Although England was third in the number of observations of the earlier transit, it came first with 69 distinct observations at the 1769 transit. France followed with only 34 observations, which marked a decline of the scientific dominance ofFrance in Europe. In total, the 1769 transit involved 151 professional observing teams distributed over 77 sites. In spite of the many more instruments used for the observations, (27 achromatic refractors - there were only three for the observation of the transit of 1761), the observations did not provide a definitive value of the solar parallax. Moreover, it has to be acknowledged that this observational campaign had many fatalities, not only in Chappe's team in Mexico but also during Captain Cook's voyage.

The following table gives the various values found for the solar parallax following these observations.

Authors Values
William Smith 8.6045" (1770)
Thomas Hornsby 8.78" (1770)
Pingré et Lalande 9.2" et 8.88" (1770)
Pingré 8.80" (1772)
Lalande between 8.55" and 8.63" (1771)
Planmann 8.43" (1772)
Hell 8.70" (1773/1774)
Lexell 8.68" (1771) and 8.63" (1772)


One can deduce that the parallax lies between 8.43"and 8.80", which is a clear improvement compared to the values obtained after the first transit with values ranging between 8.28"and 10.60".

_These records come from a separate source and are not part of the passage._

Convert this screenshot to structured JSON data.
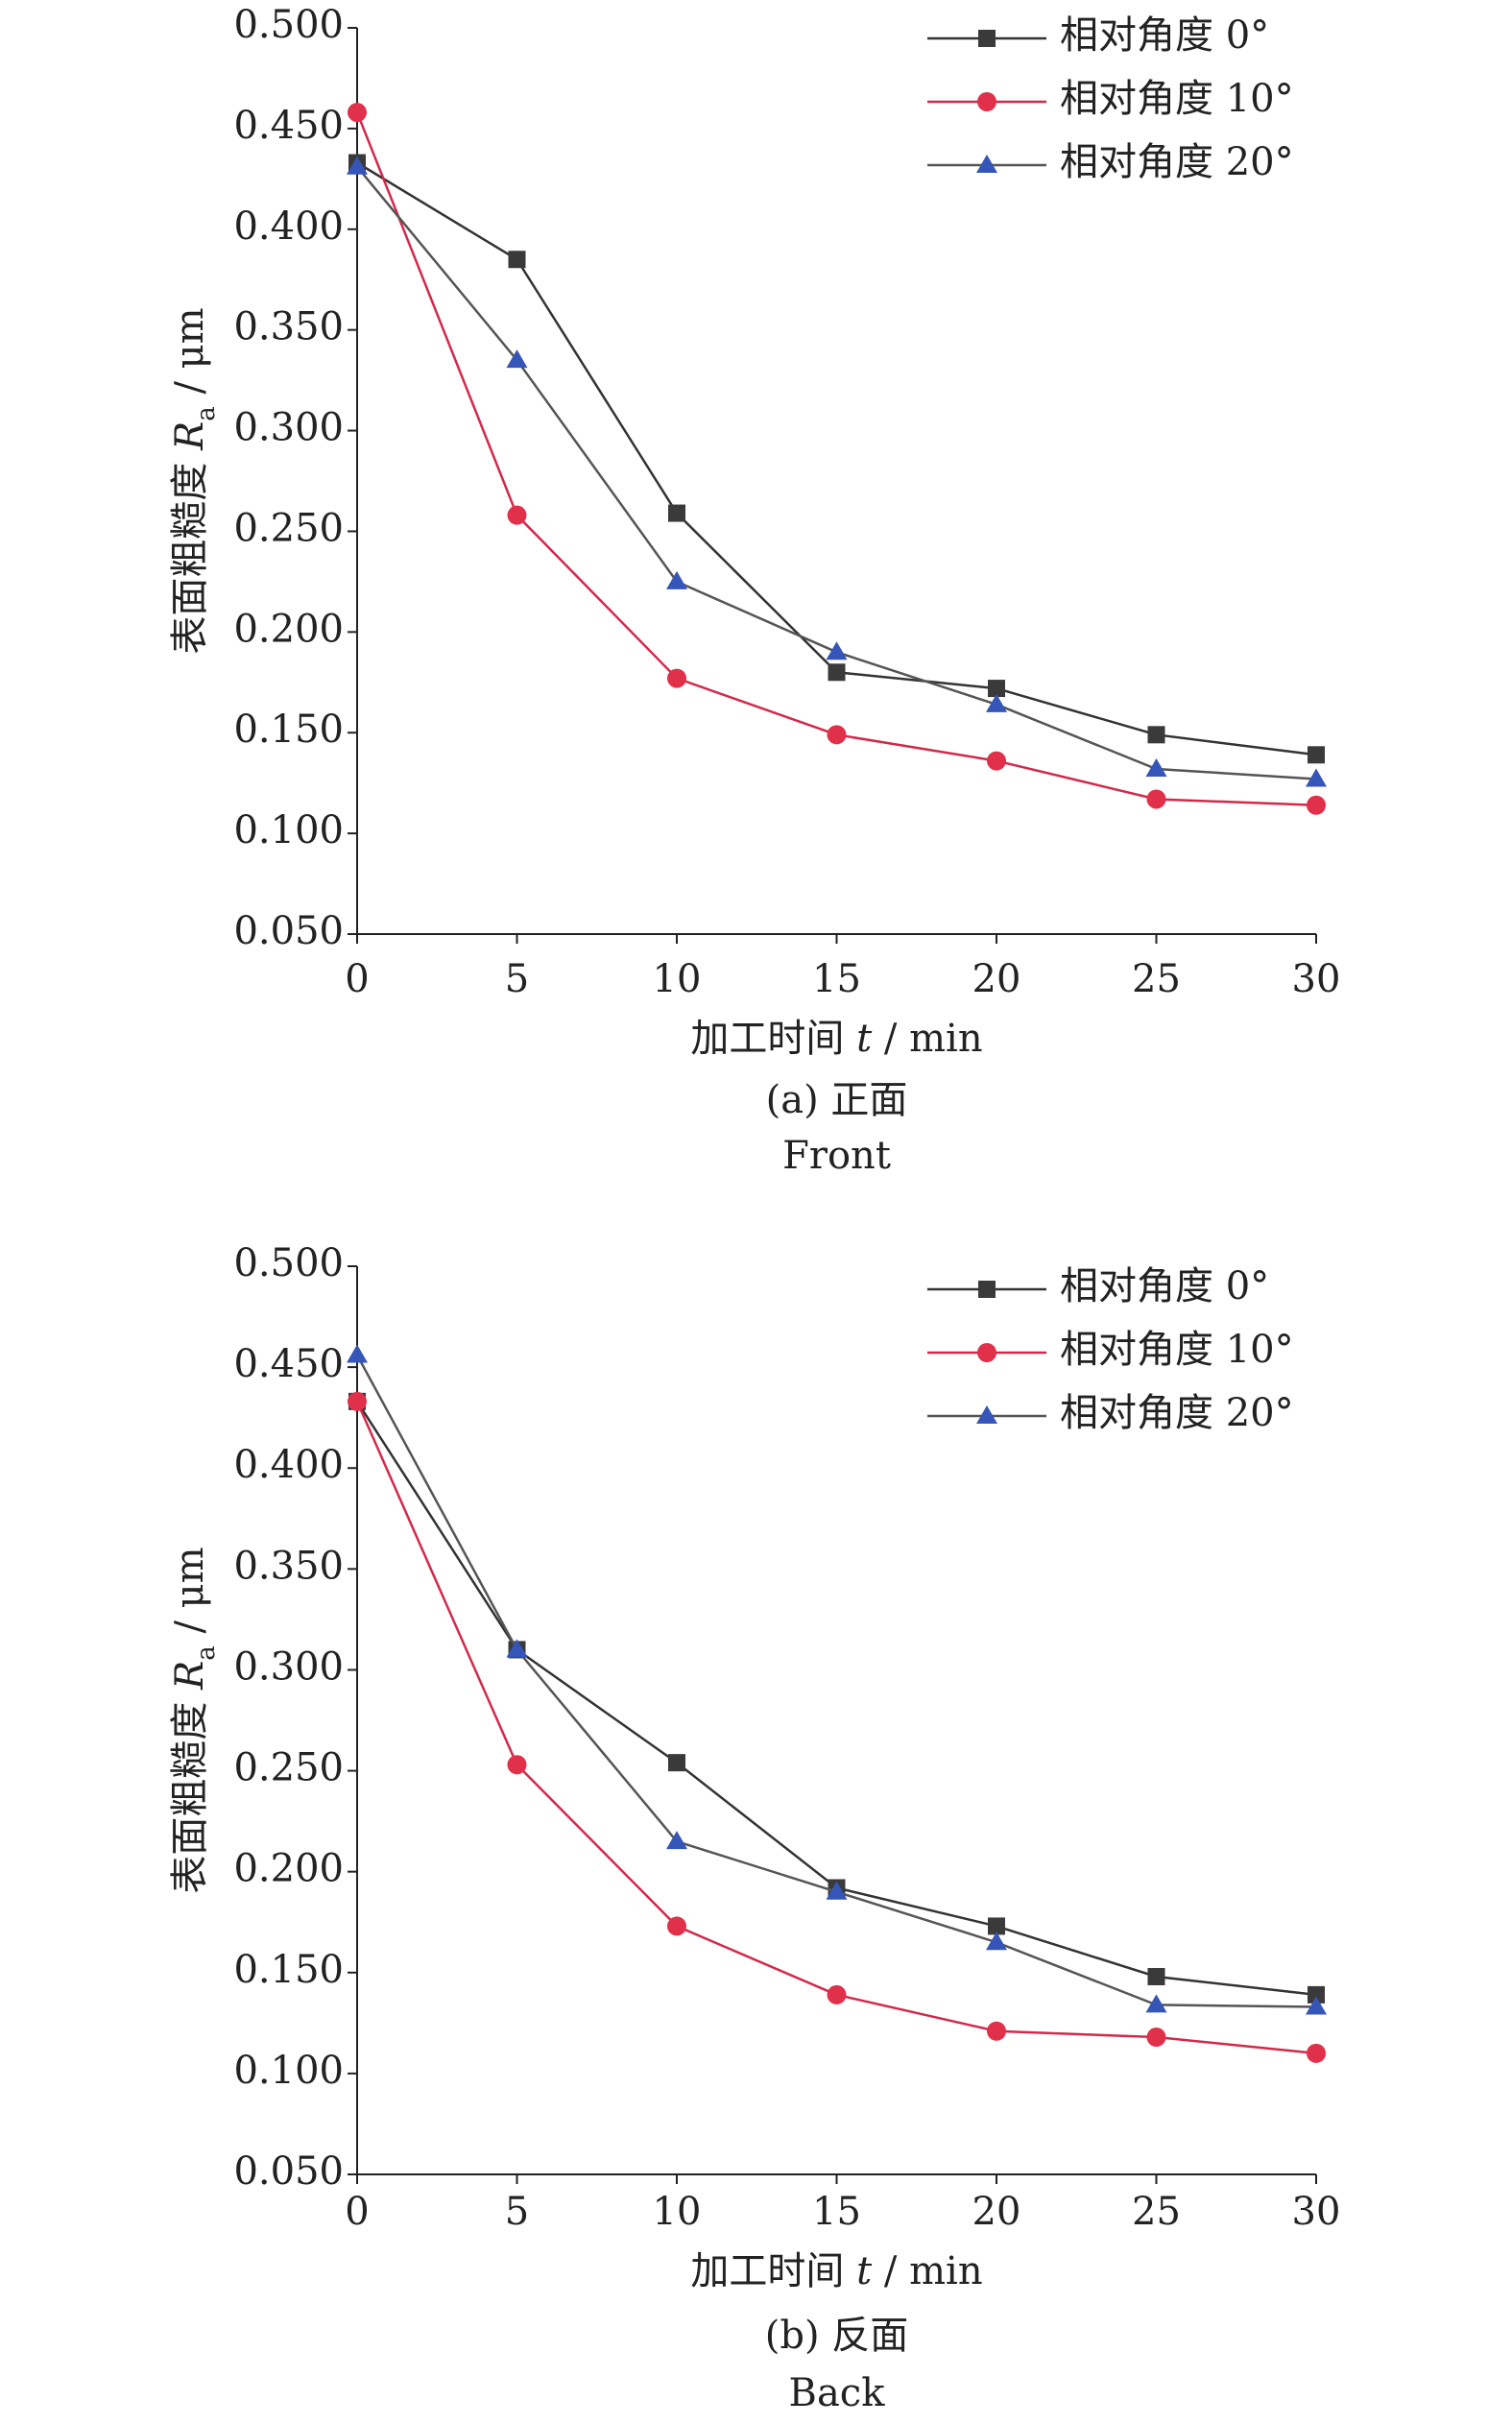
{
  "chart_data": [
    {
      "type": "line",
      "ylabel": [
        "表面粗糙度 ",
        "R",
        "a",
        " / μm"
      ],
      "xlabel": [
        "加工时间 ",
        "t",
        " / min"
      ],
      "caption": "(a) 正面",
      "caption_en": "Front",
      "x": [
        0,
        5,
        10,
        15,
        20,
        25,
        30
      ],
      "xlim": [
        0,
        30
      ],
      "xticks": [
        0,
        5,
        10,
        15,
        20,
        25,
        30
      ],
      "ylim": [
        0.05,
        0.5
      ],
      "yticks": [
        {
          "value": 0.05,
          "label": "0.050"
        },
        {
          "value": 0.1,
          "label": "0.100"
        },
        {
          "value": 0.15,
          "label": "0.150"
        },
        {
          "value": 0.2,
          "label": "0.200"
        },
        {
          "value": 0.25,
          "label": "0.250"
        },
        {
          "value": 0.3,
          "label": "0.300"
        },
        {
          "value": 0.35,
          "label": "0.350"
        },
        {
          "value": 0.4,
          "label": "0.400"
        },
        {
          "value": 0.45,
          "label": "0.450"
        },
        {
          "value": 0.5,
          "label": "0.500"
        }
      ],
      "legend": "upper right",
      "series": [
        {
          "name": "相对角度 0°",
          "color": "#3a3a3a",
          "line_color": "#333333",
          "marker": "square",
          "values": [
            0.433,
            0.385,
            0.259,
            0.18,
            0.172,
            0.149,
            0.139
          ]
        },
        {
          "name": "相对角度 10°",
          "color": "#e0304a",
          "line_color": "#d4284a",
          "marker": "circle",
          "values": [
            0.458,
            0.258,
            0.177,
            0.149,
            0.136,
            0.117,
            0.114
          ]
        },
        {
          "name": "相对角度 20°",
          "color": "#3556b8",
          "line_color": "#555555",
          "marker": "triangle",
          "values": [
            0.431,
            0.335,
            0.225,
            0.19,
            0.164,
            0.132,
            0.127
          ]
        }
      ]
    },
    {
      "type": "line",
      "ylabel": [
        "表面粗糙度 ",
        "R",
        "a",
        " / μm"
      ],
      "xlabel": [
        "加工时间 ",
        "t",
        " / min"
      ],
      "caption": "(b) 反面",
      "caption_en": "Back",
      "x": [
        0,
        5,
        10,
        15,
        20,
        25,
        30
      ],
      "xlim": [
        0,
        30
      ],
      "xticks": [
        0,
        5,
        10,
        15,
        20,
        25,
        30
      ],
      "ylim": [
        0.05,
        0.5
      ],
      "yticks": [
        {
          "value": 0.05,
          "label": "0.050"
        },
        {
          "value": 0.1,
          "label": "0.100"
        },
        {
          "value": 0.15,
          "label": "0.150"
        },
        {
          "value": 0.2,
          "label": "0.200"
        },
        {
          "value": 0.25,
          "label": "0.250"
        },
        {
          "value": 0.3,
          "label": "0.300"
        },
        {
          "value": 0.35,
          "label": "0.350"
        },
        {
          "value": 0.4,
          "label": "0.400"
        },
        {
          "value": 0.45,
          "label": "0.450"
        },
        {
          "value": 0.5,
          "label": "0.500"
        }
      ],
      "legend": "upper right",
      "series": [
        {
          "name": "相对角度 0°",
          "color": "#3a3a3a",
          "line_color": "#333333",
          "marker": "square",
          "values": [
            0.433,
            0.31,
            0.254,
            0.192,
            0.173,
            0.148,
            0.139
          ]
        },
        {
          "name": "相对角度 10°",
          "color": "#e0304a",
          "line_color": "#d4284a",
          "marker": "circle",
          "values": [
            0.433,
            0.253,
            0.173,
            0.139,
            0.121,
            0.118,
            0.11
          ]
        },
        {
          "name": "相对角度 20°",
          "color": "#3556b8",
          "line_color": "#555555",
          "marker": "triangle",
          "values": [
            0.456,
            0.31,
            0.215,
            0.19,
            0.165,
            0.134,
            0.133
          ]
        }
      ]
    }
  ]
}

The reduction of the transit observations of 1761 and 1769 was repeated afterwards by J.F. Encke in 1824 and S. Newcomb in 1890.


Note 1: "That's a fate which often befalls astronomers. I had travelled nearly ten thousand miles; it seemed that I had crossed a great expanse of ocean and had left my homeland only to be the spectator of a fatal cloud, which appeared in front of the Sun at the precise moment of my observation, to snatch from me the reward of my sorrows and my tiredness."